Leipzig, 2. Februar 2024 – Auf der heutigen ordentlichen Hauptversammlung in Leipzig berichtete der Vorstand der Verbio SE über das am 30. Juni 2023 abgeschlossene Geschäftsjahr 2022/2023. Die Aktionärinnen und Aktionäre stimmten dem Dividendenvorschlag von Vorstand und Aufsichtsrat in Höhe von 0,20 EUR je Aktie zu.
Verbio hat das Geschäftsjahr 2022/2023 mit dem zweitbesten Ergebnis der Unternehmensgeschichte abgeschlossen. Vorstandsvorsitzender Claus Sauter zeigte sich in seiner Rede auf der Hauptversammlung zufrieden: „Trotz großer marktseitiger Herausforderungen ist es uns gelungen, ein gutes Ergebnis für 2022/2023 zu erzielen. Das außergewöhnliche Ergebnis des Vorjahres ließ sich nicht wiederholen, denn es war ein Ergebnis, das in besonderem Maße von den Märkten begünstigt wurde. Das war uns bewusst: Aber wir haben im abgelaufenen Geschäftsjahr bewiesen, dass wir die Herausforderungen des Biokraftstoffmarktes nicht nur meistern, sondern Herausforderungen in Chancen verwandeln können. Ich bin sehr stolz auf mein Team.“
„Mit unseren Produkten haben wir 2022/2023 ein CO2-Einparpotenzial von 3,4 Millionen Tonnen erreicht. Damit kann allein Verbio 22 Prozent der Treibhausgase im Verkehr in Deutschland reduzieren“, fügte Sauter hinzu.
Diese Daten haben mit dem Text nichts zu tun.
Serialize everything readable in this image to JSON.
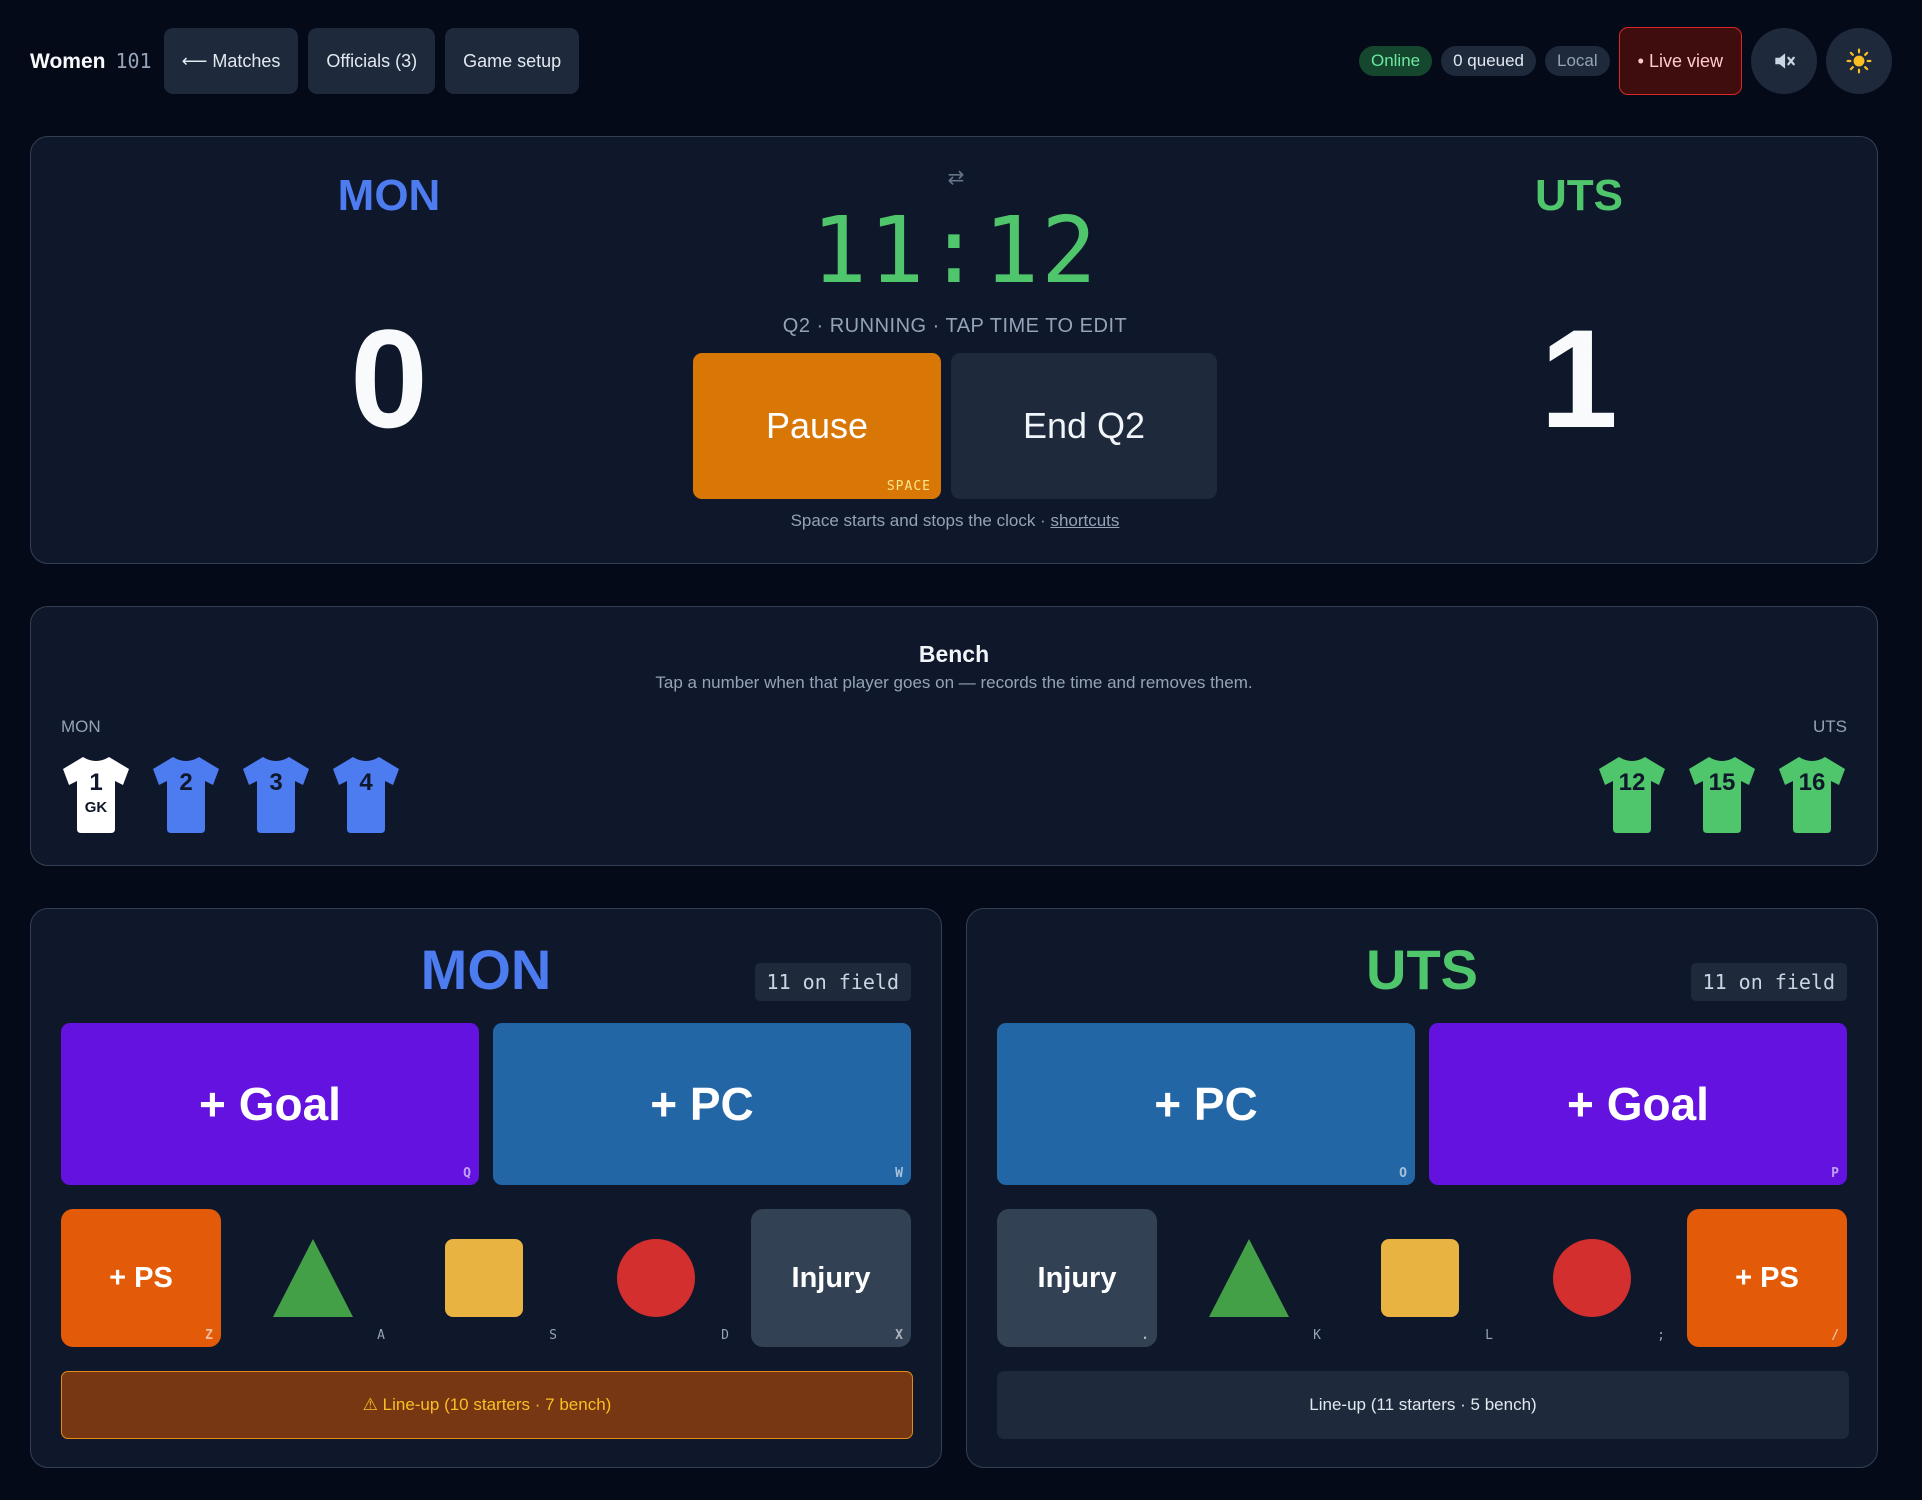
{
  "header": {
    "brand": "Women",
    "brand_code": "101",
    "matches_label": "⟵ Matches",
    "officials_label": "Officials (3)",
    "setup_label": "Game setup",
    "status_online": "Online",
    "status_queued": "0 queued",
    "status_local": "Local",
    "live_label": "• Live view",
    "sound_icon": "speaker-muted-icon",
    "theme_icon": "sun-icon"
  },
  "scoreboard": {
    "home_name": "MON",
    "away_name": "UTS",
    "home_score": "0",
    "away_score": "1",
    "swap_glyph": "⇄",
    "clock": "11:12",
    "status": "Q2 · RUNNING · TAP TIME TO EDIT",
    "pause_label": "Pause",
    "pause_key": "SPACE",
    "end_label": "End Q2",
    "hint_text": "Space starts and stops the clock · ",
    "hint_link": "shortcuts"
  },
  "bench": {
    "title": "Bench",
    "subtitle": "Tap a number when that player goes on — records the time and removes them.",
    "home_label": "MON",
    "away_label": "UTS",
    "home_players": [
      {
        "num": "1",
        "tag": "GK",
        "color": "#ffffff"
      },
      {
        "num": "2",
        "tag": "",
        "color": "#4d7cf0"
      },
      {
        "num": "3",
        "tag": "",
        "color": "#4d7cf0"
      },
      {
        "num": "4",
        "tag": "",
        "color": "#4d7cf0"
      }
    ],
    "away_players": [
      {
        "num": "12",
        "tag": "",
        "color": "#4fc56c"
      },
      {
        "num": "15",
        "tag": "",
        "color": "#4fc56c"
      },
      {
        "num": "16",
        "tag": "",
        "color": "#4fc56c"
      }
    ]
  },
  "home_panel": {
    "name": "MON",
    "on_field": "11 on field",
    "goal_label": "+ Goal",
    "goal_key": "Q",
    "pc_label": "+ PC",
    "pc_key": "W",
    "ps_label": "+ PS",
    "ps_key": "Z",
    "green_key": "A",
    "yellow_key": "S",
    "red_key": "D",
    "injury_label": "Injury",
    "injury_key": "X",
    "lineup": "⚠ Line-up (10 starters · 7 bench)"
  },
  "away_panel": {
    "name": "UTS",
    "on_field": "11 on field",
    "pc_label": "+ PC",
    "pc_key": "O",
    "goal_label": "+ Goal",
    "goal_key": "P",
    "injury_label": "Injury",
    "injury_key": ".",
    "green_key": "K",
    "yellow_key": "L",
    "red_key": ";",
    "ps_label": "+ PS",
    "ps_key": "/",
    "lineup": "Line-up (11 starters · 5 bench)"
  },
  "colors": {
    "home": "#4d7cf0",
    "away": "#4fc56c",
    "goal": "#6412e0",
    "pc": "#2266a6",
    "ps": "#e35a08",
    "pause": "#d97706"
  }
}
Zu den Herausforderungen des Berichtsjahres zählten die Normalisierung des Preisniveaus im Agrarbereich und sinkende Margen im Biokraftstoffsegment, die Verbio in seiner Prognose für das Geschäftsjahr 2022/2023 bereits angemessen berücksichtigt hatte. Als neue Herausforderungen kamen die massiven Biodieselimporte aus China nach Europa hinzu, die sich insbesondere negativ auf die Verkaufspreise für Biodiesel und die Quotenpreise auswirkten.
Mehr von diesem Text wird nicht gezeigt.